Bell boots, or overreach boots,  are a type of protective boot worn by a horse. They encircle the horse's ankle, and protect the back of the pastern and the heels of the animal.

Uses of bell boots
Bell boots are usually worn to prevent overreaching (when the horse "grabs" his front heels with the toes of his back feet, resulting in injury), or if the horse is wearing shoe studs, to protect him from accidentally injuring himself with the stud of the opposing hoof. In some cases a horse with corrective or poor shoeing wears shoes that protrude behind the foot, making it easier for a horse to overreach and spring or completely pull off the shoe. This is most commonly seen when the horse is jumping, working in mud or on a slippery surface, running cross-country, or longeing, and bell boots can help prevent this from occurring. Bell boots are occasionally worn when shipping a horse, if the bandages or boots used do not provide protection to the heel region, or if a horse tends to pull his front shoes by stepping on them with his back feet. Bell boots are also sometimes used when the horse is turned out, for extra protection or to help prevent him from accidentally pulling a shoe if he is especially exuberant while playing.

Applying bell boots

Bell boots are usually made of rubber. They may be open, with Velcro or other fastenings to close them, or closed and slipped on over the hoof.
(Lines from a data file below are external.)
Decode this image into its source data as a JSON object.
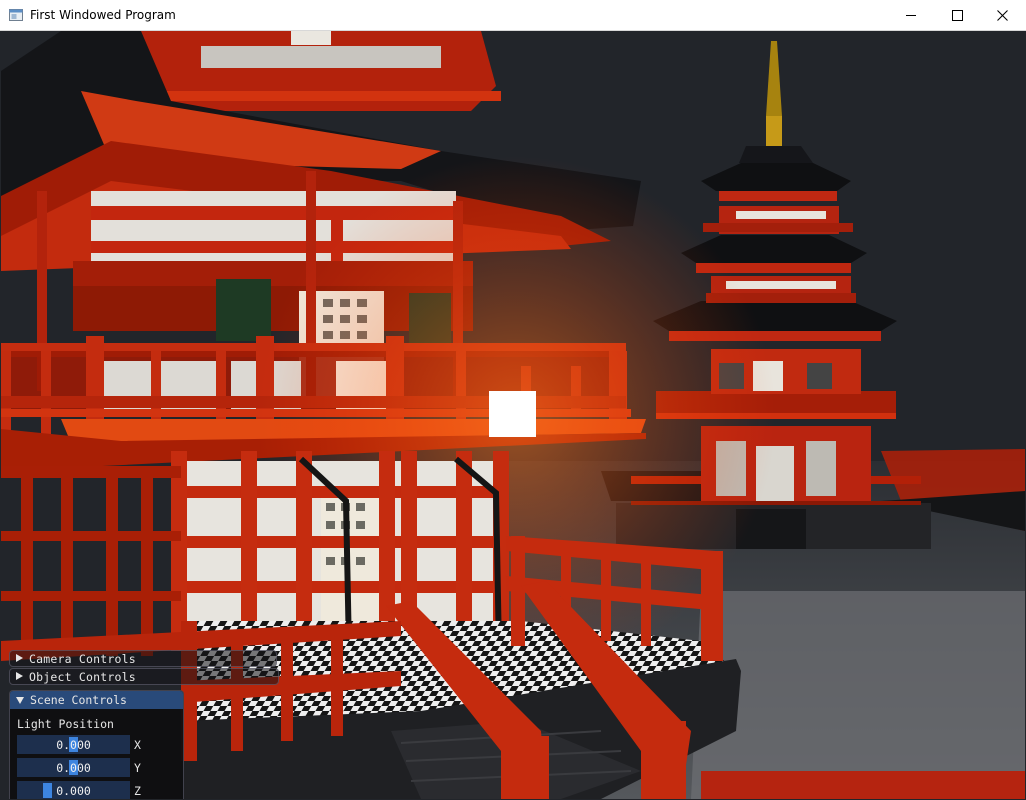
{
  "window": {
    "title": "First Windowed Program",
    "controls": [
      "minimize",
      "maximize",
      "close"
    ]
  },
  "ui": {
    "camera_controls": {
      "label": "Camera Controls",
      "expanded": false
    },
    "object_controls": {
      "label": "Object Controls",
      "expanded": false
    },
    "scene_controls": {
      "label": "Scene Controls",
      "expanded": true,
      "light_position_label": "Light Position",
      "sliders": [
        {
          "axis": "X",
          "value": "0.000",
          "level": 0.5
        },
        {
          "axis": "Y",
          "value": "0.000",
          "level": 0.5
        },
        {
          "axis": "Z",
          "value": "0.000",
          "level": 0.25
        }
      ]
    }
  },
  "colors": {
    "titlebar_bg": "#ffffff",
    "scene_background": "#22252a",
    "pagoda_red": "#c41e06",
    "panel_title": "#294a7a",
    "slider_bg": "#1d2f4d",
    "slider_grab": "#3d85e0"
  }
}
Although open bell boots are the easiest to apply, close bell boots are more secure  as they have no chance of slipping off.

To apply closed bell boots, it is easiest to turn them inside out, before slipping them over the toe of the foot. It may also help to place them in warm water so they will expand before trying to put them on.

A correctly sized bell boot should just touch the ground behind the bulbs of the heel while the horse is standing. The mouth of the bell boot should be just loose enough to fit a finger or two between it and the horse's pastern.

Causes of discomfort
Most horses do not mind wearing bell boots and suffer no adverse effects when they are used properly. However, even a correctly fitted bell boot may chafe and cause discomfort to a horse if the material the boot is made of is exceedingly stiff or if the horse has especially sensitive skin.